On April 17, The Trade Desk opened at $48.32 and closed at $50.26, marking a 4% gain and adding nearly $1 billion in market cap. Given that TTD trades at roughly 2x gross ad spend ($12 billion in FY24), investors appear to be pricing in about $500 million in incremental spend shifting its way due to the DOJ’s ruling against Google. It’s a positive signal—but not the major market shift many had anticipated.
Google wins in the end?
One of the more striking aspects of adtech is how myopically practitioners often view the broader advertising landscape. In reality, the advertising ecosystem is massive, with over $1 trillion flowing through media and creative budgets alone. Factor in trade marketing budgets, which are shifting from physical retail to the digital commerce media world, and the total approaches $2 trillion.

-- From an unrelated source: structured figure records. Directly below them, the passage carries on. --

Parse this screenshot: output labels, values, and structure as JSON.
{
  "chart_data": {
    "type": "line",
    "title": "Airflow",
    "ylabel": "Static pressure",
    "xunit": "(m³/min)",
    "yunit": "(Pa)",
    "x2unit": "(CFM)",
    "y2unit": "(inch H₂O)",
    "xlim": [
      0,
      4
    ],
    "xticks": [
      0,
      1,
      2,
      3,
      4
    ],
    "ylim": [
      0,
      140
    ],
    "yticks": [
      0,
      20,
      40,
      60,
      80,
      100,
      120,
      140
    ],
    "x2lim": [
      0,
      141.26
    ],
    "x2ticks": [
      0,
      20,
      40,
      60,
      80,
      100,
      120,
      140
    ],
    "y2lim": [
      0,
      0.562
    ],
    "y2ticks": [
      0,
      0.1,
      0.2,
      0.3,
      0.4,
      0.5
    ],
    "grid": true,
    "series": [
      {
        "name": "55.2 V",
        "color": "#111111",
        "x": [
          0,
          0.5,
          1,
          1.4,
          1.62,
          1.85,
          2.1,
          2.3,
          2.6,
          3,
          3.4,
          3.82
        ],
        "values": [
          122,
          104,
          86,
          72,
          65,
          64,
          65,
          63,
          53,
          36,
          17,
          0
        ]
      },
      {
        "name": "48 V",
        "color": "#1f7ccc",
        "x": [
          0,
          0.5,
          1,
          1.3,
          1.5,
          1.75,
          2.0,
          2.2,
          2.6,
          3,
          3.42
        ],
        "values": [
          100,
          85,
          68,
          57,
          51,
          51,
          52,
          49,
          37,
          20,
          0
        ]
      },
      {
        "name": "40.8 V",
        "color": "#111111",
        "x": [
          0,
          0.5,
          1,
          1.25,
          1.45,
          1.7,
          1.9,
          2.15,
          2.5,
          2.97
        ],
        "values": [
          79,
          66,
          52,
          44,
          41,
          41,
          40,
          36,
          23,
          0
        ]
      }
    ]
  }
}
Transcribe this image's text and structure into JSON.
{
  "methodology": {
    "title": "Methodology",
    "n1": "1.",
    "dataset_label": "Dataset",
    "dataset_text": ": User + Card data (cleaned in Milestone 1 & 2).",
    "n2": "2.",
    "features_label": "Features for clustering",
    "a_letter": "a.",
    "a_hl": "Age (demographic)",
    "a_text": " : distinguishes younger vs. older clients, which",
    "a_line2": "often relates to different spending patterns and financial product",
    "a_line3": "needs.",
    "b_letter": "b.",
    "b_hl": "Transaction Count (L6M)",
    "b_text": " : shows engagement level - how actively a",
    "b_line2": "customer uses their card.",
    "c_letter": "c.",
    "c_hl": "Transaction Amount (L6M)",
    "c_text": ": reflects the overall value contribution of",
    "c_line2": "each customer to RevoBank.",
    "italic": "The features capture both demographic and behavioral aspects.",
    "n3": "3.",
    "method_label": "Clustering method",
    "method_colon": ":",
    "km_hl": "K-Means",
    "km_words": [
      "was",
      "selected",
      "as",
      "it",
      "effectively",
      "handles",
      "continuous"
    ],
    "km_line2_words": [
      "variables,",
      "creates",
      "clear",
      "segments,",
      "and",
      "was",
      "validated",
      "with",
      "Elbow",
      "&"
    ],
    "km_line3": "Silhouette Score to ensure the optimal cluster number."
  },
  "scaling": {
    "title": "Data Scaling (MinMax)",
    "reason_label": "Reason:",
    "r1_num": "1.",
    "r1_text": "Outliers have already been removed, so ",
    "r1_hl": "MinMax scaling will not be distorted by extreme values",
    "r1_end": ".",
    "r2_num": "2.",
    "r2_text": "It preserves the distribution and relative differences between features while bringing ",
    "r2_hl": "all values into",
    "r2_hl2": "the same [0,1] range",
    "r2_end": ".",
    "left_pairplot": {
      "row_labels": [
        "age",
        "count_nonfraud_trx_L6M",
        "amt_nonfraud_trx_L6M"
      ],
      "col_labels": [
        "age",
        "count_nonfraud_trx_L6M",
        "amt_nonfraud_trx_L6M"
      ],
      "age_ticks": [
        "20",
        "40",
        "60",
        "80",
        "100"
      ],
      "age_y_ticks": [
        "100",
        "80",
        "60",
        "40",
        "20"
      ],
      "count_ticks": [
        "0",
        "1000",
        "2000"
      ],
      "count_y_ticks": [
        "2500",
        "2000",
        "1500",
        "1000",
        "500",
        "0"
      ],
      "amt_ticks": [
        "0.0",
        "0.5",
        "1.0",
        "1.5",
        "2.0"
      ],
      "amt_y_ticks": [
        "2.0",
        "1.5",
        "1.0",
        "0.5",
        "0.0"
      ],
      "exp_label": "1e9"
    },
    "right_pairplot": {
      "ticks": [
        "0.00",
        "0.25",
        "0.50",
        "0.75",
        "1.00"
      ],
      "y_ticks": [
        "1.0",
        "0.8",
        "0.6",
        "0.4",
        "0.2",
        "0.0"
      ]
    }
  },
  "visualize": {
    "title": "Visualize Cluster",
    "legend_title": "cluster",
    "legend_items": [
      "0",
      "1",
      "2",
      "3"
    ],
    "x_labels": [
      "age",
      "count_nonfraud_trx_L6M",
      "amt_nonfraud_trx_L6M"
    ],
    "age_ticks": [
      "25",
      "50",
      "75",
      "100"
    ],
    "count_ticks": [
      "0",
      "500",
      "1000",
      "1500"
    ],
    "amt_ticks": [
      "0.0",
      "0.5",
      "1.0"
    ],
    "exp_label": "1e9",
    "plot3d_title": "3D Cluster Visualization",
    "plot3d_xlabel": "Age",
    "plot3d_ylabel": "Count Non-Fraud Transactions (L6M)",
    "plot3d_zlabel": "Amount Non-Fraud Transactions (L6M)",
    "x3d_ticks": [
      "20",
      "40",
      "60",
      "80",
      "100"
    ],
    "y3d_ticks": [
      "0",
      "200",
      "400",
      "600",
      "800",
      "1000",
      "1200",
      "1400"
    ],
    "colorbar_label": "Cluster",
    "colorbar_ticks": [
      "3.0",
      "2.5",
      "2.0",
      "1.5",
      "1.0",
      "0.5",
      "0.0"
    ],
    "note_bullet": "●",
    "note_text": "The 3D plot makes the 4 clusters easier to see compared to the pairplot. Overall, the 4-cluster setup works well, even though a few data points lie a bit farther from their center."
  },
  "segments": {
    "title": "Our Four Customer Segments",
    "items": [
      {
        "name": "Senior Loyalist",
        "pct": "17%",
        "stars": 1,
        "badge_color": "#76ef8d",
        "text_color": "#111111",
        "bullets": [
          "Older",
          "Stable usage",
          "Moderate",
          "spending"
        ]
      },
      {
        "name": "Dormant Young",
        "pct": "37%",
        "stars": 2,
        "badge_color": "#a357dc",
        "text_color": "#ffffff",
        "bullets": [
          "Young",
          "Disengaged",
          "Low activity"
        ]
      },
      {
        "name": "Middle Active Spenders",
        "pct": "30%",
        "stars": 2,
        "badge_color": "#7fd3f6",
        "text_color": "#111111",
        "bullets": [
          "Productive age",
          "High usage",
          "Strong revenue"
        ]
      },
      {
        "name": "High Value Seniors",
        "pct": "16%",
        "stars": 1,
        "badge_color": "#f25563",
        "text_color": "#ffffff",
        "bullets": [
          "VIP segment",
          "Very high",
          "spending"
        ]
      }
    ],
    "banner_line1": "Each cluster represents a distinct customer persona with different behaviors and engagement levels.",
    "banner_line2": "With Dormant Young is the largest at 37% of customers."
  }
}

The open web, where adtech lives, is just a tiny portion (3.5%) of the overall pie and highly dependent on what Quo Vadis calls a “Funky Town” incentive that might not persist in its current form for much longer.
Adtech folks would be best served by understanding why Google does what it does when it invents a better mousetrap and how it thinks about shareholder returns.
Google is one of the very best allocators of investor capital in search of future returns. Meta and Amazon are also off-the-charts good are generating returns on invested capital (ROIC) above their cost of capital. That’s all that matters.
So, if you’re trying to anticipate Google’s next move in this game of 3D chess, the best guidance from Quo Vadis is this: think in terms of how your decision today best maximizes future ROIC for your shareholders. That’s what Google does because that is what their investors expect them to do.
Disclaimer: This post, and any other post from Quo Vadis, should not be considered investment advice. This content is for informational purposes only. You should not construe this information, or any other material from Quo Vadis, as investment, financial, or any other form of advice.